Progress report for the project "Tumor metabolism - interaction between glioblastoma cells and brain" (November 2016)
The research project focuses on three main aims and work packages. The first aim addresses the question whether glycolyis and glioblastoma cell migration are mechanistically linked. We hypothesize that the glycolysis enzyme glucose-6-phosphate-isomerase (GPI) plays an important role in glioblastoma cell migration and invasion. GPI functions not only as a glycolysis enzyme but is also known as autocrine motility factor (AMF), a factor that can be secreted from cells and can bind to the cell surface receptor AMFR, thereby stimulating the motility of for example melanoma cells in an autocrine fashion. Our data obtained so far show that both GPI/AMF as well as its receptor AMFR are most strongly expressed in the most severely hypoxic regions in glioblastoma tissue. Furthermore, immunostaining of a tissue microarray revealed that high expression of GPI/AMF is associated with a shorter survival of glioblastoma patients. Analyses on a panel of different glioblastoma cell lines showed that the expression of both GPI/AMF as well as AMFR is strongly enhanced by hypoxia and that in particular the secretion of GPI/AMF into the culture medium is increased under hypoxic conditions. Functional experiments demonstrated that GPI/AMF strongly enhances the chemotactic migration of glioblastoma cells, whereas proliferation tends to be decreased, especially at higher concentrations. The GPI/AMF-Inhibitor erythrose-4-phosphate (E4P) inhibited the migration of glioblastoma cells, and by immunodepleting of GPI/AMF from the culture supernatant we demonstrated that glioblastoma cells stimulate their motility in an autocrine fashion. Downregulation of GPI/AMF expression by shRNA transduction resulted in reduced migration whereas proliferation was largly unchanged. Currently, in vivo experiments are outstanding, in which cells with downregulated GPI/AMF expression will be implanted into the brains of immunocompromized mice as xenograft tumors in order to study their growth and invasion. In summary, the results obtained thus far demonstrate that GPI/AMF is a potent pro-migratory factor for glioblastoma cells, which can in part explain the association between glycolysis and migration. Consequently, GPI/AMF is potentially promising target for the inhibition of glioblastoma cell invasion in brain.

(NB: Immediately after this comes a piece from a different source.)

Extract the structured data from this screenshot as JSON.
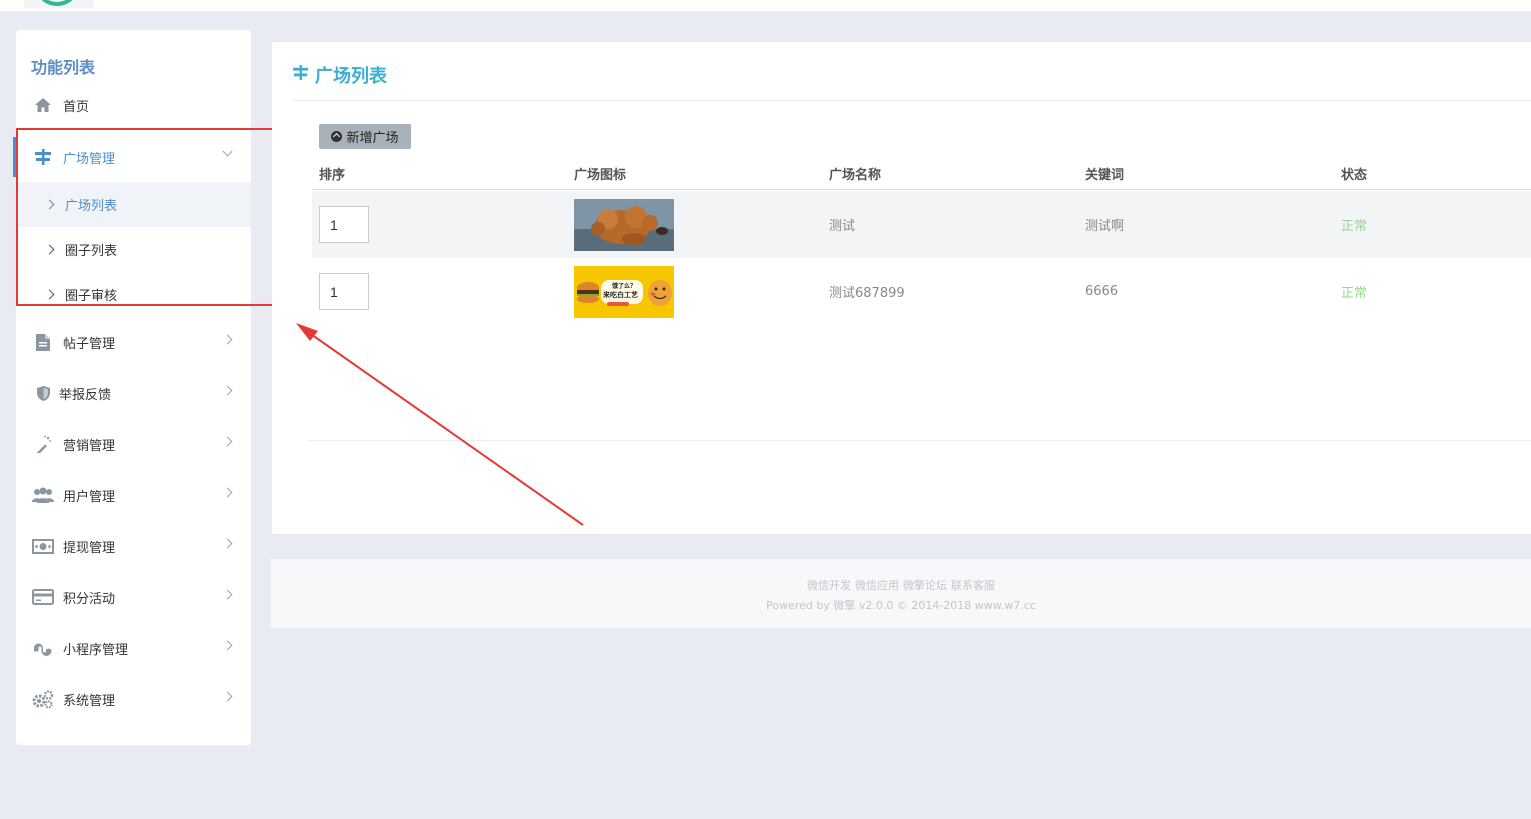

The second aim is to analyze the relevance of intra- and intertumoral heterogeneity for glioblastoma cell metabolism. Intratumoral metabolic heterogeneity is for example obvious in glioblastoma tissue, in which the most severly hypoxic regions display very high expression of glycolysis enzymes but comparatively low expression of pentose phosphate pathway enzymes, whereas the inverse expression pattern is observed in highly proliferative tissue areas. To facilitate analyses of the causes and mechanisms of metabolic heterogeneity at the clonal level, we developed a clonal colour tracing system (optical barcoding). The technique allows to track the fate of individual cells in heterogeneous cultures as well as in xenograft tumors in vivo. Moreover, individual cell clones can be re-sorted from tumors after growth in vivo and can then be used for differential analyses of adaptation to metabolic stress, such as hypoxia and glucose starvation. In order to identify intertumoral differences in metabolic regulation in gliomas with different genetic background, transgenic mouse glioma cell lines with alterations of the TP53, PDGF-B, CDKN2a and EGFR genes will be studied in collaboration with Prof. Glass. Currently, the gene expression profiles of these cell lines are being analzyed by RNAseq.

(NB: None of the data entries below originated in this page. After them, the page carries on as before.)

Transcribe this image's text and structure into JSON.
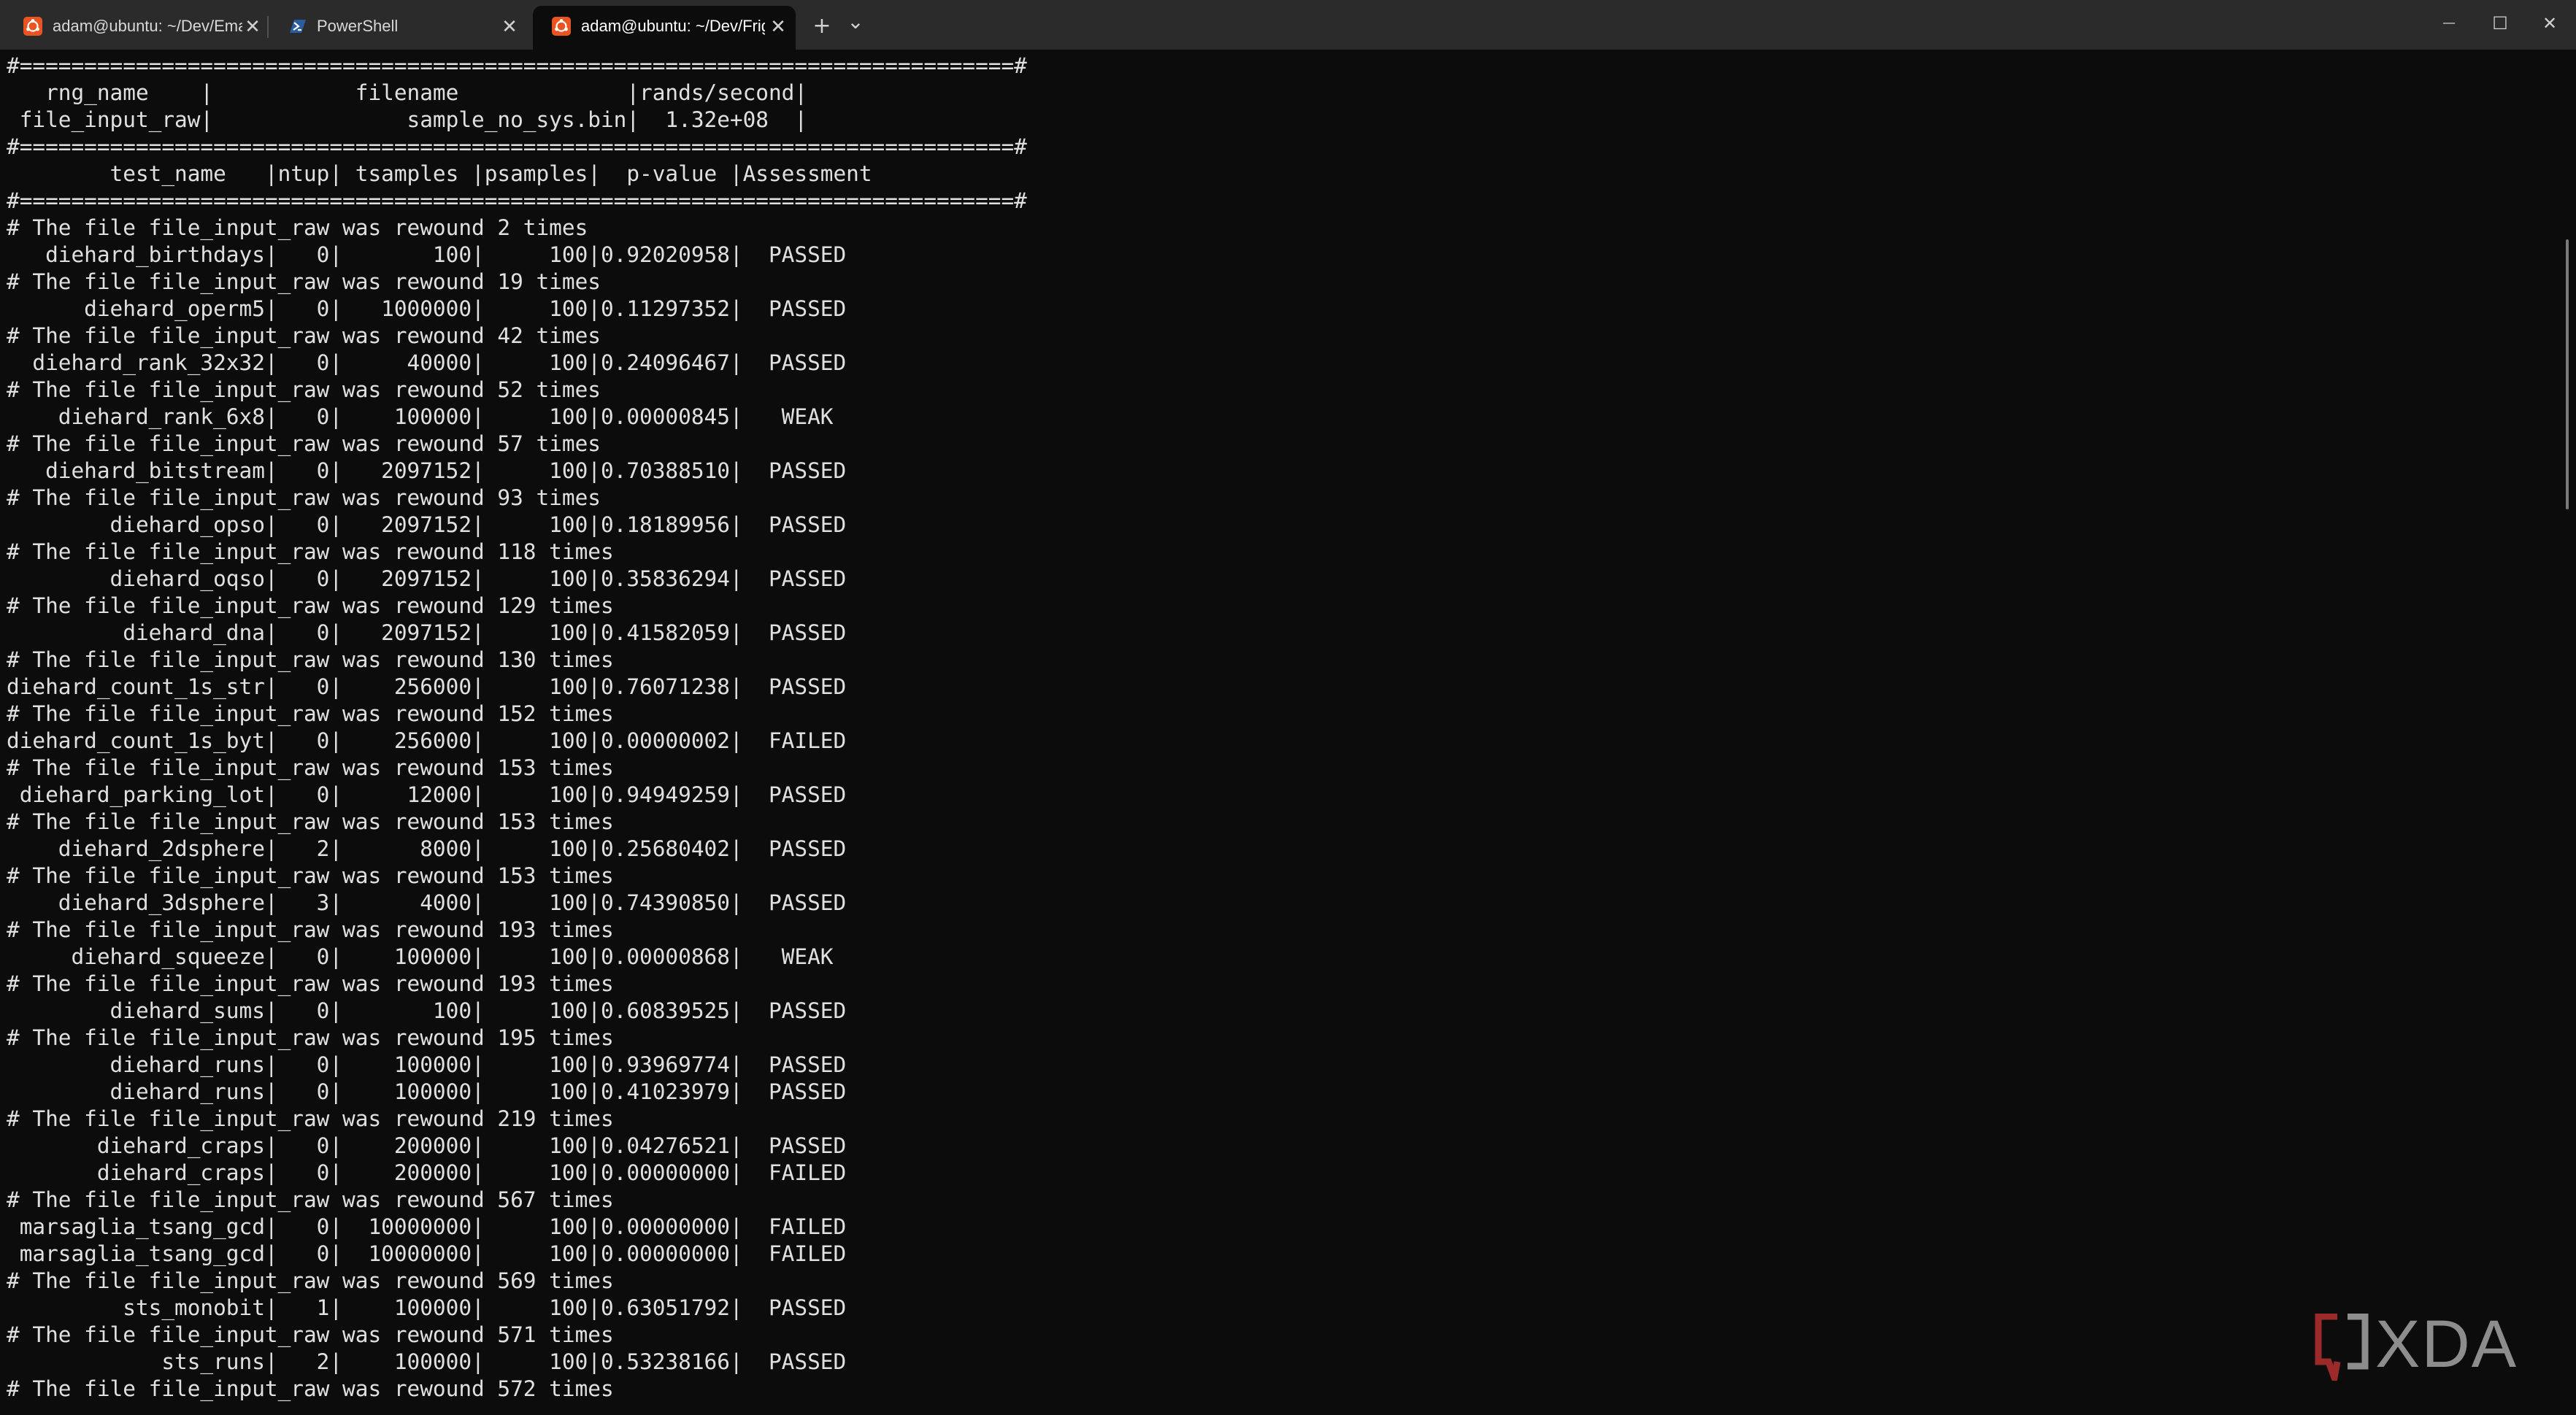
{
  "tabs": [
    {
      "title": "adam@ubuntu: ~/Dev/EmakiS",
      "icon": "ubuntu-icon",
      "active": false
    },
    {
      "title": "PowerShell",
      "icon": "powershell-icon",
      "active": false
    },
    {
      "title": "adam@ubuntu: ~/Dev/Frigat",
      "icon": "ubuntu-icon",
      "active": true
    }
  ],
  "tabbar": {
    "close_glyph": "✕",
    "new_tab_glyph": "+",
    "dropdown_glyph": "⌄"
  },
  "window_controls": {
    "minimize_glyph": "—",
    "maximize_glyph": "☐",
    "close_glyph": "✕"
  },
  "colors": {
    "titlebar_bg": "#2b2b2b",
    "terminal_bg": "#0c0c0c",
    "terminal_fg": "#e0e0e0",
    "ubuntu_orange": "#e95420",
    "watermark": "#8d8d8d",
    "watermark_accent": "#9c2a2a"
  },
  "terminal": {
    "lines": [
      "#=============================================================================#",
      "   rng_name    |           filename             |rands/second|",
      " file_input_raw|               sample_no_sys.bin|  1.32e+08  |",
      "#=============================================================================#",
      "        test_name   |ntup| tsamples |psamples|  p-value |Assessment",
      "#=============================================================================#",
      "# The file file_input_raw was rewound 2 times",
      "   diehard_birthdays|   0|       100|     100|0.92020958|  PASSED",
      "# The file file_input_raw was rewound 19 times",
      "      diehard_operm5|   0|   1000000|     100|0.11297352|  PASSED",
      "# The file file_input_raw was rewound 42 times",
      "  diehard_rank_32x32|   0|     40000|     100|0.24096467|  PASSED",
      "# The file file_input_raw was rewound 52 times",
      "    diehard_rank_6x8|   0|    100000|     100|0.00000845|   WEAK",
      "# The file file_input_raw was rewound 57 times",
      "   diehard_bitstream|   0|   2097152|     100|0.70388510|  PASSED",
      "# The file file_input_raw was rewound 93 times",
      "        diehard_opso|   0|   2097152|     100|0.18189956|  PASSED",
      "# The file file_input_raw was rewound 118 times",
      "        diehard_oqso|   0|   2097152|     100|0.35836294|  PASSED",
      "# The file file_input_raw was rewound 129 times",
      "         diehard_dna|   0|   2097152|     100|0.41582059|  PASSED",
      "# The file file_input_raw was rewound 130 times",
      "diehard_count_1s_str|   0|    256000|     100|0.76071238|  PASSED",
      "# The file file_input_raw was rewound 152 times",
      "diehard_count_1s_byt|   0|    256000|     100|0.00000002|  FAILED",
      "# The file file_input_raw was rewound 153 times",
      " diehard_parking_lot|   0|     12000|     100|0.94949259|  PASSED",
      "# The file file_input_raw was rewound 153 times",
      "    diehard_2dsphere|   2|      8000|     100|0.25680402|  PASSED",
      "# The file file_input_raw was rewound 153 times",
      "    diehard_3dsphere|   3|      4000|     100|0.74390850|  PASSED",
      "# The file file_input_raw was rewound 193 times",
      "     diehard_squeeze|   0|    100000|     100|0.00000868|   WEAK",
      "# The file file_input_raw was rewound 193 times",
      "        diehard_sums|   0|       100|     100|0.60839525|  PASSED",
      "# The file file_input_raw was rewound 195 times",
      "        diehard_runs|   0|    100000|     100|0.93969774|  PASSED",
      "        diehard_runs|   0|    100000|     100|0.41023979|  PASSED",
      "# The file file_input_raw was rewound 219 times",
      "       diehard_craps|   0|    200000|     100|0.04276521|  PASSED",
      "       diehard_craps|   0|    200000|     100|0.00000000|  FAILED",
      "# The file file_input_raw was rewound 567 times",
      " marsaglia_tsang_gcd|   0|  10000000|     100|0.00000000|  FAILED",
      " marsaglia_tsang_gcd|   0|  10000000|     100|0.00000000|  FAILED",
      "# The file file_input_raw was rewound 569 times",
      "         sts_monobit|   1|    100000|     100|0.63051792|  PASSED",
      "# The file file_input_raw was rewound 571 times",
      "            sts_runs|   2|    100000|     100|0.53238166|  PASSED",
      "# The file file_input_raw was rewound 572 times"
    ]
  },
  "watermark": {
    "text": "XDA"
  }
}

The third aim is to characterize the hypoxic regulation of additional pathways that directly or indirectly branch off glycolysis. For this purpose, quantitative PCR analyses and Western blot analyses of enzymes of the serine synthesis pathway, the folate cycle, the methionine cycle and the purine and pyrimidine synthesis pathways have been performed. Preliminary findings demonstrate that enzymes of the folate cycle are mostly downregulated by hypoxia, whereas enzymes of the serine synthesis pathway are upregulated. Analyses on tumor material revealed that phophoglycerate dehydrogenase, the first enzyme of the serine synthesis pathway is particularly highly expression in IDH1-mutated gliomas. These analyses now have to be extended and to be validated on additional cell lines to generate a more complete picture. In addition, functional analyses on selected enzymes need to be performed.